A resposta curta e sem rodeios de Calista indicava que a conversa tinha chegado ao fim. Ophelia prendeu os lábios por uns segundos, antes de soltá-los com um suspiro.

— Okay, então. Vou precisar desligar. Vou ter que revisar algumas provas… Até breve, Callie.

O dedo foi rapidamente para o botão vermelho, encerrando aquela ligação. Agora Cícero havia entrado na sala também, os dois gatos sentados no meio do tapete, encarando Ophelia com curiosidade.

— Não foi tão ruim quanto pensei que seria, para ser sincera — comentou com eles, meneando a cabeça de um lado para o outro. — Vai ver ela ficou com medo de jogar praga para uma mulher com diagnóstico de câncer.

Encolheu os ombros, levando tudo na esportiva, como se toda a situação não fosse realmente séria. Abriu novamente os contatos do mensageiro eletrônico, deslizando até chegar no nome de Adonis.

— Muito bem, então. Segunda parte.

Aristóteles miou mais alto, como se desejasse boa sorte a sua dona. Ophelia podia apostar que iria precisar mesmo dela.

ADONIS

Para alguém como Adonis, era difícil ser aberto com outras pessoas. Hollywood esperava ansiosa para dizer o que de tão ruim e pecaminoso o novo prodígio da indústria tinha a ser revelado. Porque o número de mulheres com que se relacionavam não era um problema de verdade quando se era um homem. Então, quando uma certa música pop do início dos anos 2000 disse que “todo mundo quer um pedaço de mim”, podia ser muito bem o verso que definia Adonis Park.

Não que no fundo ele não se sentisse bem em ser essa sensação toda.

De todos os irmãos, ele era o que sentia que não teria muito espaço para se destacar do modo convencional em casa. Filho de dois professores da Universidade de Illinois, com suas irmãs mais velhas sendo Ophelia, a gênio das ciências sociais, capaz de citar Nietzsche ainda no seu último ano de middle school, e Calista, a garota com mil troféus por seus sucessos em matemática e clubes para jovens investidores, a pressão que recaiu em seus ombros por ser aquele que sempre ficava para a recuperação do final de semestre o aterrorizou por anos. Era a bola curva daqueles genes dotados de conhecimento acadêmico; ou ao menos seria, se não tivesse se descoberto desde cedo no mundo das artes.

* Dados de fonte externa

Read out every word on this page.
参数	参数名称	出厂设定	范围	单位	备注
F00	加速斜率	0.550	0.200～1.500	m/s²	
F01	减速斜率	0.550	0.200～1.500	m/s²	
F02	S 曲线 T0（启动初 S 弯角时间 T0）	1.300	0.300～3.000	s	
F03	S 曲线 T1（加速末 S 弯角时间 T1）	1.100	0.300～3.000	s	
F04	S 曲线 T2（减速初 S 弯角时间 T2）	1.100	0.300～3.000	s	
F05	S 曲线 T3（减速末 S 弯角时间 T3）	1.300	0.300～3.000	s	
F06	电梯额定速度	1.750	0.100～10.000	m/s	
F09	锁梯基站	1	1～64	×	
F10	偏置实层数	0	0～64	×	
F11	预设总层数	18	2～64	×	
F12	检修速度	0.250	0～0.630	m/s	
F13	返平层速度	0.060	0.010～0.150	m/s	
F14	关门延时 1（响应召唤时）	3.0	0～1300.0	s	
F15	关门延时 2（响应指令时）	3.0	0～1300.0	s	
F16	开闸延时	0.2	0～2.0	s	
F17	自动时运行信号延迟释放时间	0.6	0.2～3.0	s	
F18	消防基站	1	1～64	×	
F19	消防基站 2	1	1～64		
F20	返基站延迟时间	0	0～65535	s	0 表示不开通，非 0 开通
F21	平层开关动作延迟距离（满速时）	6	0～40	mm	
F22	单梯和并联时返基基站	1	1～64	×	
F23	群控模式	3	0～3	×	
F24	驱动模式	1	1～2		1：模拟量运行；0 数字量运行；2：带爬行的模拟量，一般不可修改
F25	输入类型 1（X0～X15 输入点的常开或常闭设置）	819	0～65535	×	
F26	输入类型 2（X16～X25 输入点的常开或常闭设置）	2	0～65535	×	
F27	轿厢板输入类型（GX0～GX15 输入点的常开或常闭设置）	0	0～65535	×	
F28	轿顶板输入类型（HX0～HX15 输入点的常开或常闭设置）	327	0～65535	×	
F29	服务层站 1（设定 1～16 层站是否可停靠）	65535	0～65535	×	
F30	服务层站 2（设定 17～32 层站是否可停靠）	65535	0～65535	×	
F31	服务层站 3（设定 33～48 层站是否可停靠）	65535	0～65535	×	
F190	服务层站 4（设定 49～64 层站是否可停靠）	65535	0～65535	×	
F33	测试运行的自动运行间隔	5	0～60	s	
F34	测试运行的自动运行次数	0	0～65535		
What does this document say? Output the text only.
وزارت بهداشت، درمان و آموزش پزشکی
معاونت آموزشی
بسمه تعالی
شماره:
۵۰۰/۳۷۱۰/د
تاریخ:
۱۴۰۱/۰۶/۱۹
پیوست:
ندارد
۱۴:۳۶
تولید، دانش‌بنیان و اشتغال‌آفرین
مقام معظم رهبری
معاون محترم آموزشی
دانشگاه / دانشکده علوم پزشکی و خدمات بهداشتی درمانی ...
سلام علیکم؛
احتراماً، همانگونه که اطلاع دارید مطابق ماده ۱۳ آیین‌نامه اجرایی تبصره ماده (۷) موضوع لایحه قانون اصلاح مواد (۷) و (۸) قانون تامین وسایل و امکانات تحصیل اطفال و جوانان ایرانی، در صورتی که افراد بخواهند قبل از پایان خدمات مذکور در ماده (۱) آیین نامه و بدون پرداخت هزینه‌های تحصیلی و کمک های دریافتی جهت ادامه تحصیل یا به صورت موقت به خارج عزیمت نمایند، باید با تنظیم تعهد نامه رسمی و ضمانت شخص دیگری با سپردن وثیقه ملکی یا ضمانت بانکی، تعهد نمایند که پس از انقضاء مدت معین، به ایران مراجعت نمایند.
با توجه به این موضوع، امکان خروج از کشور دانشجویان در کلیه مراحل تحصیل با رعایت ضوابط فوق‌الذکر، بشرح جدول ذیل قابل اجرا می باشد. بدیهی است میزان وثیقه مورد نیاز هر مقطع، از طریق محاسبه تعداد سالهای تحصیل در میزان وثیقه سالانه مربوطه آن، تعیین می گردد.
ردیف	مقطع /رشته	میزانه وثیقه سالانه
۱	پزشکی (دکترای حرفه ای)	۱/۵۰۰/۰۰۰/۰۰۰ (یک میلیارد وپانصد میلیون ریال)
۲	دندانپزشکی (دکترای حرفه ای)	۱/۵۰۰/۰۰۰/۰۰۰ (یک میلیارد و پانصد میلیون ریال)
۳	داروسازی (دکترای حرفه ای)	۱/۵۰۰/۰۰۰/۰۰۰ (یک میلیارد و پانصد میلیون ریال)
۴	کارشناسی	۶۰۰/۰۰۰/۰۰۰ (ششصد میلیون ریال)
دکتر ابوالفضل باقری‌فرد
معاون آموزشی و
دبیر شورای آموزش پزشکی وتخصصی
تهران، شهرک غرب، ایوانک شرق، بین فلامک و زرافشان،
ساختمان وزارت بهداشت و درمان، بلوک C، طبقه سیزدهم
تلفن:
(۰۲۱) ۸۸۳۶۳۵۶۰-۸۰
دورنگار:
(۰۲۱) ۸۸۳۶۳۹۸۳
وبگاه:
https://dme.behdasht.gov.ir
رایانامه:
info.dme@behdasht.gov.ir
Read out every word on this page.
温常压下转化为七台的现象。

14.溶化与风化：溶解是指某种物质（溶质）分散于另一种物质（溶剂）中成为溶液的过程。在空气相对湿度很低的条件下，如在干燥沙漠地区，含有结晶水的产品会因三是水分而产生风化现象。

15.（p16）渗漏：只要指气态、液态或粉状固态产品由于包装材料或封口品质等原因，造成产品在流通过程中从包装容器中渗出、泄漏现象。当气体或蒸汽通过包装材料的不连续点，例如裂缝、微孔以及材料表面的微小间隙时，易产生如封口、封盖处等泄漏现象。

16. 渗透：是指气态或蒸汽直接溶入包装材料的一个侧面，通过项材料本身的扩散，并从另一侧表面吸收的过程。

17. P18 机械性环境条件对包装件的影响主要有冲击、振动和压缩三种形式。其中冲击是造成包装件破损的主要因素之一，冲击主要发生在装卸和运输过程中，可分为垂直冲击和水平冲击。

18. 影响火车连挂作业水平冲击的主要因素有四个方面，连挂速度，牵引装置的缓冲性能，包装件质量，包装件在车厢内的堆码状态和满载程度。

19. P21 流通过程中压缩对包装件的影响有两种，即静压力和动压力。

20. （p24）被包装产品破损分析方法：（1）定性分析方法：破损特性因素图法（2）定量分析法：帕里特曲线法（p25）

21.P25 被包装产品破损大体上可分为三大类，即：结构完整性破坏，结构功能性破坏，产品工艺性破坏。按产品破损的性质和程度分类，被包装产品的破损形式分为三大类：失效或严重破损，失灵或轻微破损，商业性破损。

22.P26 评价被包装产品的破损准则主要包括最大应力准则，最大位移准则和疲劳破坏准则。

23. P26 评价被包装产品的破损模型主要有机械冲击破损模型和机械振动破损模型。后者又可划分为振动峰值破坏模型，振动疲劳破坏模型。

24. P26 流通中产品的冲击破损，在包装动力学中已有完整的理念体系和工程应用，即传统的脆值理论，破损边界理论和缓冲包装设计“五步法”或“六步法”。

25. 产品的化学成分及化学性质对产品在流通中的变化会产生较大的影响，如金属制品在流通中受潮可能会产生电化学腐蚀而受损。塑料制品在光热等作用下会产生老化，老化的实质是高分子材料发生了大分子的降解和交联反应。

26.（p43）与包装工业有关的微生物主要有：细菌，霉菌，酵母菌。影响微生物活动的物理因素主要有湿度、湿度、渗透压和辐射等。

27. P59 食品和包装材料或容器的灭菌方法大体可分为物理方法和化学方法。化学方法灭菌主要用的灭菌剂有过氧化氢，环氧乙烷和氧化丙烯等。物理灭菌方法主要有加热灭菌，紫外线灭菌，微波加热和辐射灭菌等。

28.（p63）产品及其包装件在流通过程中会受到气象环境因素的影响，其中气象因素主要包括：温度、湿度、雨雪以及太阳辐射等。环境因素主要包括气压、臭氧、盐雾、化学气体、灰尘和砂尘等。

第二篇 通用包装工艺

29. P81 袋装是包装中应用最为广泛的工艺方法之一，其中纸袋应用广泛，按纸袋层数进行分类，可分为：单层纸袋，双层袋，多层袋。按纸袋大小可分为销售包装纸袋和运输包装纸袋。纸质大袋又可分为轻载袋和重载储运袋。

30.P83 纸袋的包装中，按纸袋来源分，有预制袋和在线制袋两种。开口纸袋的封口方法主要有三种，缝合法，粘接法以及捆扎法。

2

Pintava, desenhava, cantava e ainda atuava. O teatro da escola sempre o tinha em alta conta e foi o protagonista de diversas produções de baixo orçamento enquanto ainda era um adolescente cheio de hormônios e espinhas, porém mesmo sendo aquele esteriótipo da criança das artes, fazia daquilo sua imagem de cool. Não era o rejeitado ou o que sofria bullying e conseguia ser popular entre os garotos da sua idade. Com essa massageada de ego, veio a ideia de se jogar de vez no mundinho da atuação, escolhendo ficar por trás das câmeras por causa do controle e poder que isso envolvia. Não iria sair por baixo, não agora que tinha encontrado uma forma de sua mãe o tratar como seu favorito e as garotas deixarem constantemente notinhas em seu armário o chamando para sair.

Então, dizer que ele tinha escolhido e abraçado aquela decisão de não ter privacidade era tecnicamente correto. Adonis tinha curtas escapadas para ser ele mesmo e as fazia sempre que não tinha olhares curiosos sobre si, para não matar a magia que veio construindo com o tempo. O que não significava que não causava alguma empatia a forma como suas mãos agarravam a tampa da mesa de vidro até as juntas doerem, os olhos vermelhos pelo esforço que fazia para não começar a chorar.

— Ophelia — sua voz estava embargada demais para continuar e sabia que a sua irmã estava o avisando porque era o certo a se fazer e que ele cair no choro ao receber a notícia era a última coisa que ela deveria ter que lidar. Mas era tão difícil quando se sentia revendo um filme antigo do qual não tinha gostado do final. — Ophelia, eu sinto muito.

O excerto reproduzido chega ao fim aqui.